Texas Is About To Overtake California In Battery Storage
Source: Slashdot
Record Installations in 2025
U.S. battery storage installations hit a record 57.6 GWh in 2025. According to the U.S. Energy Storage Market Outlook Q1 2026 from the Solar Energy Industries Association (SEIA) and Benchmark Mineral Intelligence, installations are now four times higher than totals from just three years ago. The United States had a total of 137 GWh of utility‑scale storage installed as of 2025, plus 19 GWh of commercial and industrial systems and 9 GWh of residential storage.
Analysts expect the growth streak to continue, projecting more than 600 GWh of energy storage to be deployed nationwide by 2030, even as the administration targets clean‑energy industries.

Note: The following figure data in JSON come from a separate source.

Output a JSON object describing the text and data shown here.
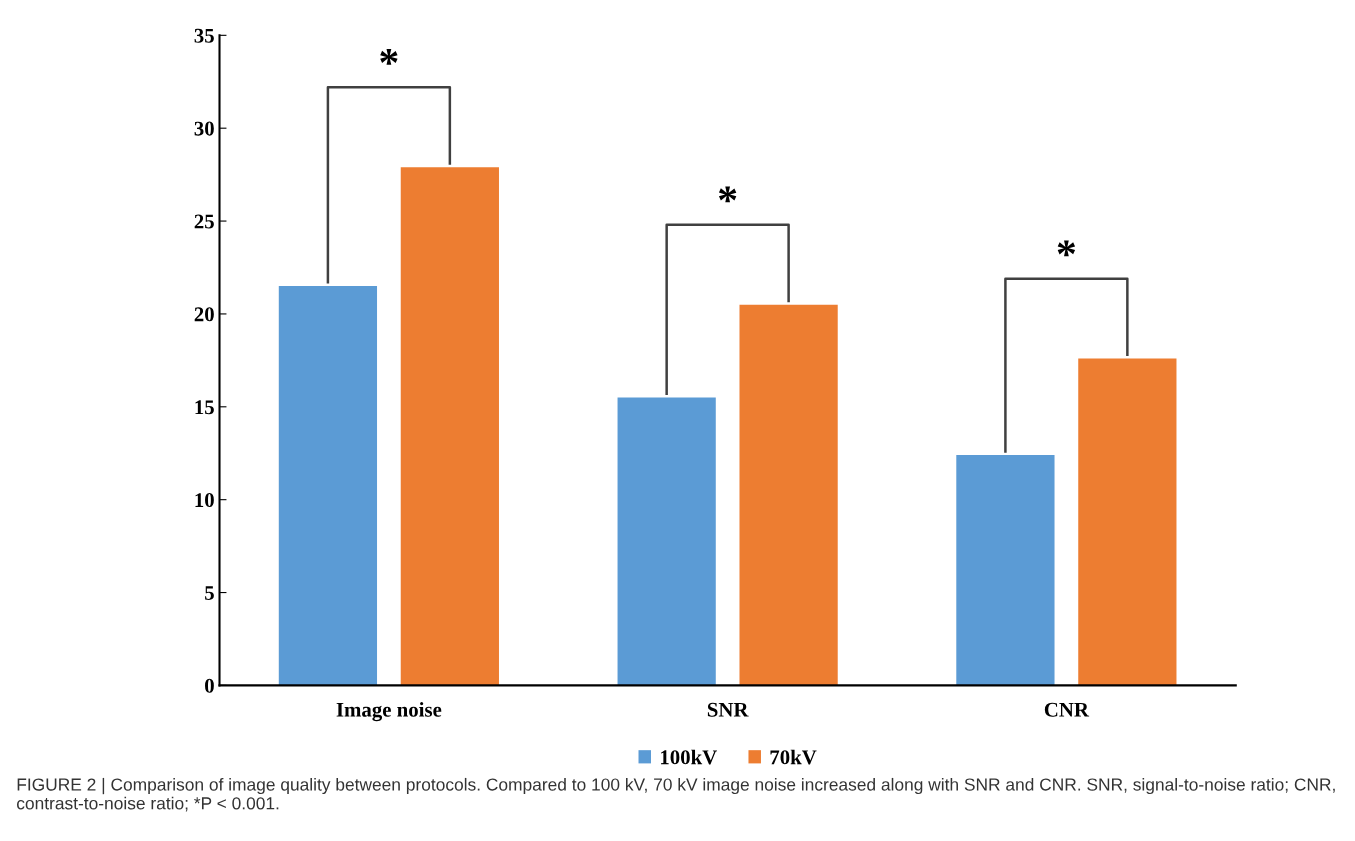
{
  "chart_data": {
    "type": "bar",
    "categories": [
      "Image noise",
      "SNR",
      "CNR"
    ],
    "series": [
      {
        "name": "100kV",
        "color": "#5b9bd5",
        "values": [
          21.5,
          15.5,
          12.4
        ]
      },
      {
        "name": "70kV",
        "color": "#ed7d31",
        "values": [
          27.9,
          20.5,
          17.6
        ]
      }
    ],
    "ylim": [
      0,
      35
    ],
    "yticks": [
      0,
      5,
      10,
      15,
      20,
      25,
      30,
      35
    ],
    "legend": "bottom",
    "annotations": [
      "*",
      "*",
      "*",
      "FIGURE 2 | Comparison of image quality between protocols. Compared to 100 kV, 70 kV image noise increased along with SNR and CNR. SNR, signal-to-noise ratio; CNR, contrast-to-noise ratio; *P < 0.001."
    ]
  }
}
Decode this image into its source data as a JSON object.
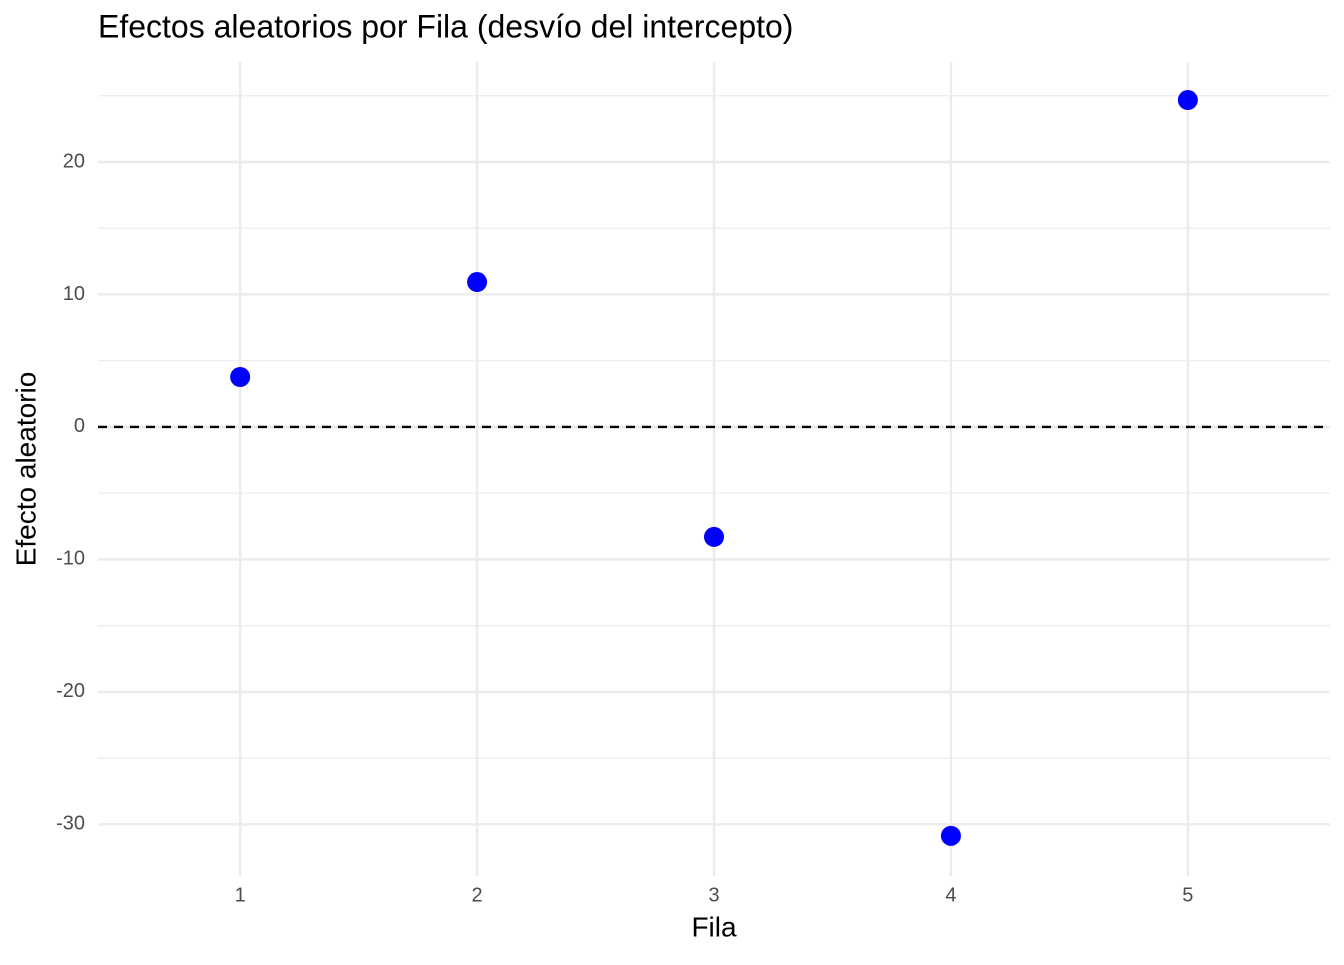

Texas Projected to Surpass California
Two‑thirds of utility‑scale storage installed in 2025 was built in red states, including nine of the top 15 states for new installations. Texas is projected to overtake California as the nation’s largest battery‑storage market in 2026.
- Standalone battery projects accounted for nearly 30 GWh of new capacity in 2025.
- Solar‑plus‑storage installations contributed about 20 GWh.
- Residential storage deployments reached 3.1 GWh, a 51 % increase year‑over‑year.
Analysts say virtual power‑plant programs in states such as Massachusetts, Texas, Arizona, and Illinois are helping drive adoption by reducing costs and easing strain during peak‑demand periods.
Shifting Supply Chain
The supply chain is adapting to support the boom. In 2025, several battery‑cell manufacturers pivoted production from EV batteries to dedicated stationary‑storage cells, converting existing lines and adjusting future plans. Lithium‑ion cell manufacturing for stationary storage reached more than 21 GWh in 2025—enough to power Houston overnight, according to SEIA’s Solar and Storage Supply Chain Dashboard.
U.S. factories now have the capacity to manufacture 69.4 GWh of battery energy‑storage systems annually.